En l'espace de quelques instants, l'intégralité de la Galerie perdit plusieurs degrés en température, les perles de cristal sur les lustres et chandeliers se couvrant d'une fine couche de givre. Certains des invités les plus innocents ne parvinrent pas à retenir des cris de surprise.

Non seulement la cryokinésie était un don extrêmement rare, mais cela faisait des nombreuses années que la capitale n'avait pas connu de cryokinésiste puissant. Or, le fait que la détentrice de ce pouvoir ne soit autre que la suivante personnelle de la reine donnait un tout autre aspect à cette trahison.

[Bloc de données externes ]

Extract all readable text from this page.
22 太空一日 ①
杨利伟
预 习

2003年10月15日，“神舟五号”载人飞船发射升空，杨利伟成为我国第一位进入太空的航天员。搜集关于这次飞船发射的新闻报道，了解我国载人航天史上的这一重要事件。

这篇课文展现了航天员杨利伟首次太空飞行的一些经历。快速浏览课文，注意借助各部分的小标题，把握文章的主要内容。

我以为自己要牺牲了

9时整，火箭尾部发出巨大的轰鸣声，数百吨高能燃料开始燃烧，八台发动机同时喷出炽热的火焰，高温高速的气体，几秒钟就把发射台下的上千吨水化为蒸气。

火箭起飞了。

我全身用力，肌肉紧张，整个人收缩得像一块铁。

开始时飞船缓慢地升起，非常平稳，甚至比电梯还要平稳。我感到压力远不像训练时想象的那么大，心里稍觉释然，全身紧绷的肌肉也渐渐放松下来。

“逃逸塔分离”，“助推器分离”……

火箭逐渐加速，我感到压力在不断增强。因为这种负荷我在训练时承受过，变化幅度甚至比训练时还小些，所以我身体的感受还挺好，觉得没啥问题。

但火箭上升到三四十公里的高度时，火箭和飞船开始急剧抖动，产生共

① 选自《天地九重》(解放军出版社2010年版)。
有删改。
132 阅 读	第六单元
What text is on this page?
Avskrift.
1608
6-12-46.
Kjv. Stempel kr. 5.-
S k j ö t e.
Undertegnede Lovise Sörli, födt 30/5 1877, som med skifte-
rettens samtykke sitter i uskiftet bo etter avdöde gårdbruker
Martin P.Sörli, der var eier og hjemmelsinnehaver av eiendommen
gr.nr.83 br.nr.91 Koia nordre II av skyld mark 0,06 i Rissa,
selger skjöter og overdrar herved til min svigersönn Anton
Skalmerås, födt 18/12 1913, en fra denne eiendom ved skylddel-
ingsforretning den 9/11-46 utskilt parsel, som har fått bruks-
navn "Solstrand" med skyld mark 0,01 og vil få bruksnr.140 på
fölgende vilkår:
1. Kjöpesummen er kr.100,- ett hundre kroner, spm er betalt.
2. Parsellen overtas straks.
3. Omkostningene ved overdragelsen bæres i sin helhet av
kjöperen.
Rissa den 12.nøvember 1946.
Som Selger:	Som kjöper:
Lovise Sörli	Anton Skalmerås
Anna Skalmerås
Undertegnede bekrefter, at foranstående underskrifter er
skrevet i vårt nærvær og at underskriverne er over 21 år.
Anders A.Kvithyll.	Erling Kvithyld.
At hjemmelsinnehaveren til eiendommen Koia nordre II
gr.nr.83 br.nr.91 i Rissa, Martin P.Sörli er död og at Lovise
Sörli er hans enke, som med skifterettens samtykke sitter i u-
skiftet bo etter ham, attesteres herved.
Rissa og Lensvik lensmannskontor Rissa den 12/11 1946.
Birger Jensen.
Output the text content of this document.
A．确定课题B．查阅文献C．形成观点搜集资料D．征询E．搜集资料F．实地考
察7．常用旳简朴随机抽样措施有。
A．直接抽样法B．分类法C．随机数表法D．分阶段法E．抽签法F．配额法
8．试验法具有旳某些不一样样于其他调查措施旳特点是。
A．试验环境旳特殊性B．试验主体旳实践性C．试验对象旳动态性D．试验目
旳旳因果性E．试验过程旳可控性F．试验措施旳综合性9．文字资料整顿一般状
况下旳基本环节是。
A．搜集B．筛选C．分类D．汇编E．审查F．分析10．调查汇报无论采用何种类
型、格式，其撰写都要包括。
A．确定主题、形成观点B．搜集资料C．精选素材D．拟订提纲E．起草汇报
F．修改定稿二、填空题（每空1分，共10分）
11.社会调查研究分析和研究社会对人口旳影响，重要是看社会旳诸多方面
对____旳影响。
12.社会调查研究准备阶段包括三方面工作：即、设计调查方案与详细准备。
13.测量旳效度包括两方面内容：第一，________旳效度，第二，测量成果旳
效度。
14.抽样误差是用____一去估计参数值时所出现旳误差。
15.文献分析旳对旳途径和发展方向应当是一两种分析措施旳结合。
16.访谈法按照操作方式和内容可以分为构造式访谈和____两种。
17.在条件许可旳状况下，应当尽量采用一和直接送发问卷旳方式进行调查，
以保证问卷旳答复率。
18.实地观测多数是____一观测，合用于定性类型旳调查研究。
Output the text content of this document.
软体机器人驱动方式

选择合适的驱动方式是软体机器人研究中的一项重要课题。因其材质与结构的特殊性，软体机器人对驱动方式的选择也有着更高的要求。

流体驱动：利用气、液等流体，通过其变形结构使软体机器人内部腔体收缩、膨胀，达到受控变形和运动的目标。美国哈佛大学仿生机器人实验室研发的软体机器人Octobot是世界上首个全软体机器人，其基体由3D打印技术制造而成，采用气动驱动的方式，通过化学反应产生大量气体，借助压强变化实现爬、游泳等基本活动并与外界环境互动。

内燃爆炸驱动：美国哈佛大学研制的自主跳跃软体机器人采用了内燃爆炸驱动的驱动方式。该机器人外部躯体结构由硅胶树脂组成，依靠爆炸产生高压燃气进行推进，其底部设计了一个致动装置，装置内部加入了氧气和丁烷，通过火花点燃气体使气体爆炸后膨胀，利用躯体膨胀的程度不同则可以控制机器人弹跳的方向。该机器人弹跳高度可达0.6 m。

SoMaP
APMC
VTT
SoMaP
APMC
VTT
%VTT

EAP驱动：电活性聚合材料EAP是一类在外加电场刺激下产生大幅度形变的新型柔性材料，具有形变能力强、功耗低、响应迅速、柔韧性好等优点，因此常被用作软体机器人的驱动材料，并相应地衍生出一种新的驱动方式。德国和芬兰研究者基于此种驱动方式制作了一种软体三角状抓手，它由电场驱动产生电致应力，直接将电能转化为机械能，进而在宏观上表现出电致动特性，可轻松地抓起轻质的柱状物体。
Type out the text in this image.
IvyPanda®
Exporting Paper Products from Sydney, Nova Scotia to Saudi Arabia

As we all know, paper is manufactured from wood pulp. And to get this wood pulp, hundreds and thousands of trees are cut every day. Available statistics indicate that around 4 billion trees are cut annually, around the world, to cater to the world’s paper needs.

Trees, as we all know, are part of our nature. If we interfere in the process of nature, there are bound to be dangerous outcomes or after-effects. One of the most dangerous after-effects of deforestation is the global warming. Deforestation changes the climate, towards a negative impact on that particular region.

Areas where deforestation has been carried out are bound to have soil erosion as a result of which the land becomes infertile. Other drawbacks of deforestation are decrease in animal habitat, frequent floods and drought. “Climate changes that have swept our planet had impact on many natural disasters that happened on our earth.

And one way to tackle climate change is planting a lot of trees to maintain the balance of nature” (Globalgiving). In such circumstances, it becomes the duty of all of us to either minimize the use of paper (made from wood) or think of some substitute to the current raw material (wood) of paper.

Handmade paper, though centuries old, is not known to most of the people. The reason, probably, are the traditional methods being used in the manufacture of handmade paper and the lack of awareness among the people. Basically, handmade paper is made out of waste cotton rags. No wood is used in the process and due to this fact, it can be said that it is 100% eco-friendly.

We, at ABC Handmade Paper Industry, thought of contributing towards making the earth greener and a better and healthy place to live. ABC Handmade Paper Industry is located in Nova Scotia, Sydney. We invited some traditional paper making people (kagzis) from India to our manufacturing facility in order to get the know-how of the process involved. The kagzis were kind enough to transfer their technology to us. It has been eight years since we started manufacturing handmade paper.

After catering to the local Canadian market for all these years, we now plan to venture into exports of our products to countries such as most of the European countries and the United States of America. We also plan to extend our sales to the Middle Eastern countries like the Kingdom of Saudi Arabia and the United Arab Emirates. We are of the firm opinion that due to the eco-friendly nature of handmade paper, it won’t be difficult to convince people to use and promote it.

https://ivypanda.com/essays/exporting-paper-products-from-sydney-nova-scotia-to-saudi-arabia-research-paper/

Ce fut ce moment que Maxence choisit pour faire son entrée dans la Galerie. La détonation causée par les flammes de l'Héritier Écarlate causa une nouvelle vague de chaos dans la salle de bal. Tel un démon vengeur, il avait fait exploser deux battants de bois immaculés et, entouré des dernières volutes de fumée, révéla son sourire le plus cruel aux Ischys, ses doigts encore illuminés par la rougeur des flammes magiques.

Cependant, ce ne fut pas la vue de Maxence, ennemi encore inconnu, qui terrassa momentanément Ethan, mais bien celle de la seconde silhouette qui apparut derrière le voile de fumée.

Le Combattant sentit son souffle se couper douloureusement dans sa poitrine alors qu'il découvrait la beauté dévastatrice de sa nouvelle ennemie. Il comprit à ce moment que, depuis toutes ces années, Jade s'était bridée, avait toujours gardé un profil bas, avait toujours pris soin de camoufler sa beauté véritable. Il lui suffit d'une seule seconde pour soudainement comprendre à quel point elle avait joué un rôle depuis sa plus tendre enfance, depuis son arrivée au Palais.

Jade Arwen n'avait pas été élevée pour être une espionne, une soldate ou une suivante. Elle était née pour être une générale, reine de la bataille.